See it seems to me that you have a problem and its not being gay.
Have you ever met one of those religious types that say Jesus 3 times in every sentence?
See you and those types, whatever the obsession, is the only thing that matters.
It seems to me you could have been hood winked here.
Imagine for a second that the seller finds a house with religious paintings right on the walls or a house in shape of a cross or something.
My lord we got to find us a Southern Baptist quick or this will never sell.
They fact that you are so proud of yourself for finding a house where everyone involved in selling you the house was gay is quite strange to me.

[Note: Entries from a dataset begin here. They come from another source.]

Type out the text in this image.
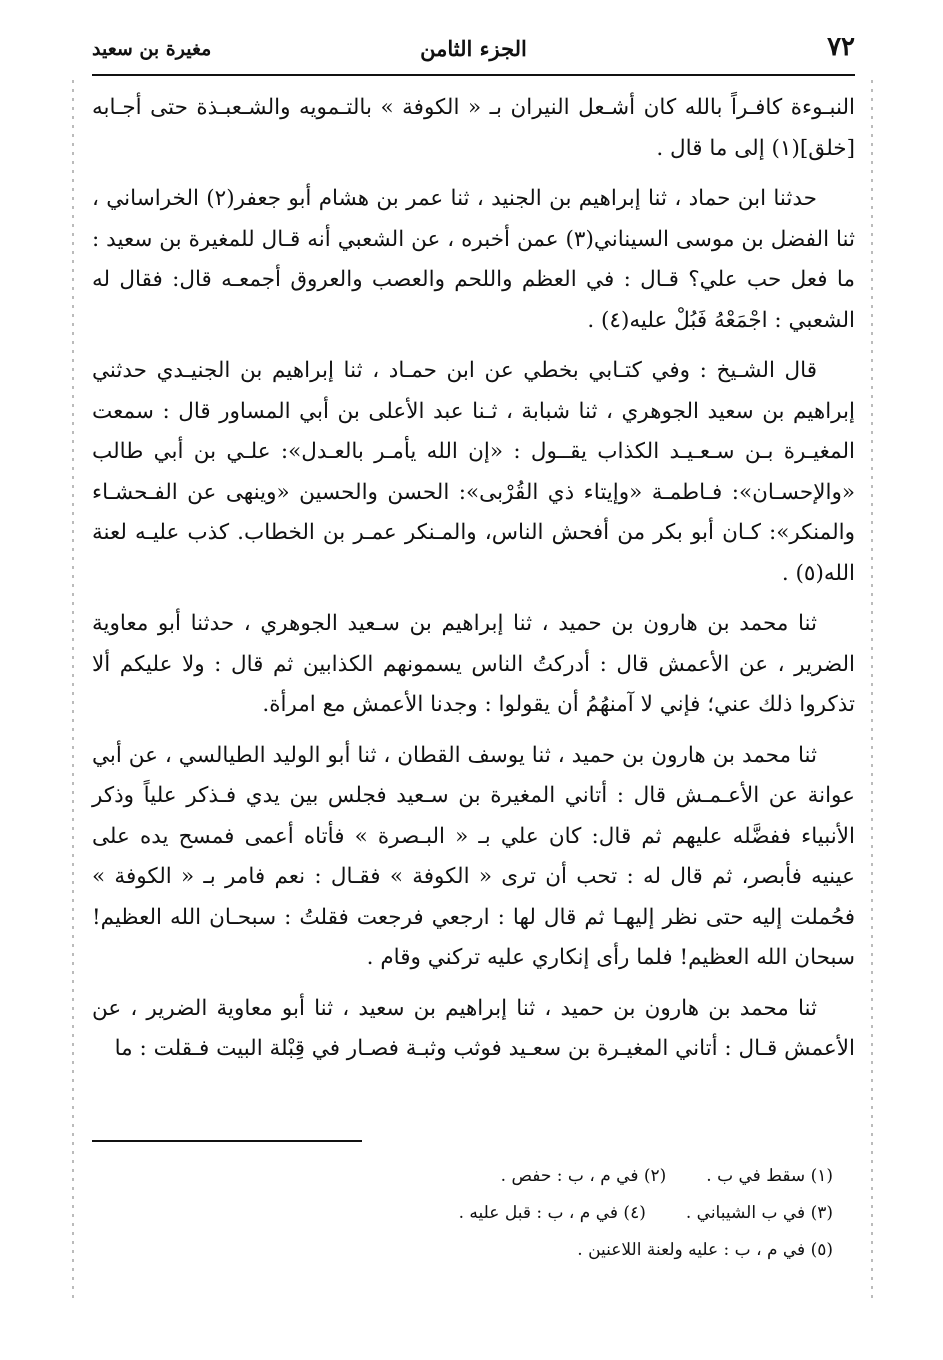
٧٢
الجزء الثامن
مغيرة بن سعيد

النبـوءة كافـراً بالله كان أشـعل النيران بـ « الكوفة » بالتـمويه والشـعبـذة حتى أجـابه [خلق](١) إلى ما قال .

حدثنا ابن حماد ، ثنا إبراهيم بن الجنيد ، ثنا عمر بن هشام أبو جعفر(٢) الخراساني ، ثنا الفضل بن موسى السيناني(٣) عمن أخبره ، عن الشعبي أنه قـال للمغيرة بن سعيد : ما فعل حب علي؟ قـال : في العظم واللحم والعصب والعروق أجمعـه قال: فقال له الشعبي : اجْمَعْهُ فَبُلْ عليه(٤) .

قال الشـيخ : وفي كتـابي بخطي عن ابن حمـاد ، ثنا إبراهيم بن الجنيـدي حدثني إبراهيم بن سعيد الجوهري ، ثنا شبابة ، ثـنا عبد الأعلى بن أبي المساور قال : سمعت المغيـرة بـن سـعـيـد الكذاب يقــول : «إن الله يأمـر بالعـدل»: علـي بن أبي طالب «والإحسـان»: فـاطمـة «وإيتاء ذي القُرْبى»: الحسن والحسين «وينهى عن الفـحشـاء والمنكر»: كـان أبو بكر من أفحش الناس، والمـنكر عمـر بن الخطاب. كذب عليـه لعنة الله(٥) .

ثنا محمد بن هارون بن حميد ، ثنا إبراهيم بن سـعيد الجوهري ، حدثنا أبو معاوية الضرير ، عن الأعمش قال : أدركتُ الناس يسمونهم الكذابين ثم قال : ولا عليكم ألا تذكروا ذلك عني؛ فإني لا آمنهُمُ أن يقولوا : وجدنا الأعمش مع امرأة.

ثنا محمد بن هارون بن حميد ، ثنا يوسف القطان ، ثنا أبو الوليد الطيالسي ، عن أبي عوانة عن الأعـمـش قال : أتاني المغيرة بن سـعيد فجلس بين يدي فـذكر علياً وذكر الأنبياء ففضَّله عليهم ثم قال: كان علي بـ « البـصرة » فأتاه أعمى فمسح يده على عينيه فأبصر، ثم قال له : تحب أن ترى « الكوفة » فقـال : نعم فامر بـ « الكوفة » فحُملت إليه حتى نظر إليهـا ثم قال لها : ارجعي فرجعت فقلتُ : سبحـان الله العظيم! سبحان الله العظيم! فلما رأى إنكاري عليه تركني وقام .

ثنا محمد بن هارون بن حميد ، ثنا إبراهيم بن سعيد ، ثنا أبو معاوية الضرير ، عن الأعمش قـال : أتاني المغيـرة بن سعـيد فوثب وثبـة فصـار في قِبْلة البيت فـقلت : ما

(١) سقط في ب .
(٢) في م ، ب : حفص .
(٣) في ب الشيباني .
(٤) في م ، ب : قبل عليه .
(٥) في م ، ب : عليه ولعنة اللاعنين .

But whatever makes you happy dude, just don’t expect everyone to understand why you paid twice the value of the house just cause it was a gay house.
A: I’m a woman.
B: “Proud” and “pleased” are not synonymous. I’m pleased. As a general rule, I enjoy gay men.
C: Where do you get the “twice the value”? As it happens, I made a bit of a killing (I think…the inspection is tomorrow, maybe it’s falling down!). The house is beautfiul to begin with, beautifully cared for and updated, on a particularly good street in a very hot-and-getting-hotter-by-the-minute neighborhood, and they sold it for * at least * 30K less than they could have easily gotten.
And ** Jeff, ** you are probably right. Harry would be a hypocrite in this situation if he was actually fucking men and despised and derided other people fucking men.
It’s not entirely obvious why living down the street from “some of the biggest” bars of any type would enhance your property values compared to Harry’s, unless he’s living on the edge of a toxic waste dump.
Harry (who is, obviously, a jerk) may have felt the need to rattle your chain with his inane comments because you went out of your way to mention the sexual orientation of the former owners of your new home - possibly to indicate how WAY cool you are.
Hardly, Jack. Does that count for “Way cool” in your neck of the woods? I believe I’ve explained why I mentioned it at least twice already.
And the multiple gay bars, coupled with at least three gay homes on my block alone, tend to indicate a neighborhood that is trending gay. In L.A., neighborhoods that become popular with gay men have consistently become better neighborhoods,often dramatically better, depending on where they started from, and the property values have gone up dramatically thereafter.
And having “some of the biggest bars” (of any type) just down the street, tends to indicate to me a neighborhood that has to deal with noise, parking problems, litter and drunks pissing on the lawn. I hope for your sake the bars are way down the street.
This crowing over the expectation that someone else’s property values will decline relative to yours seems…I don’t know, Stoid…so bourgeois.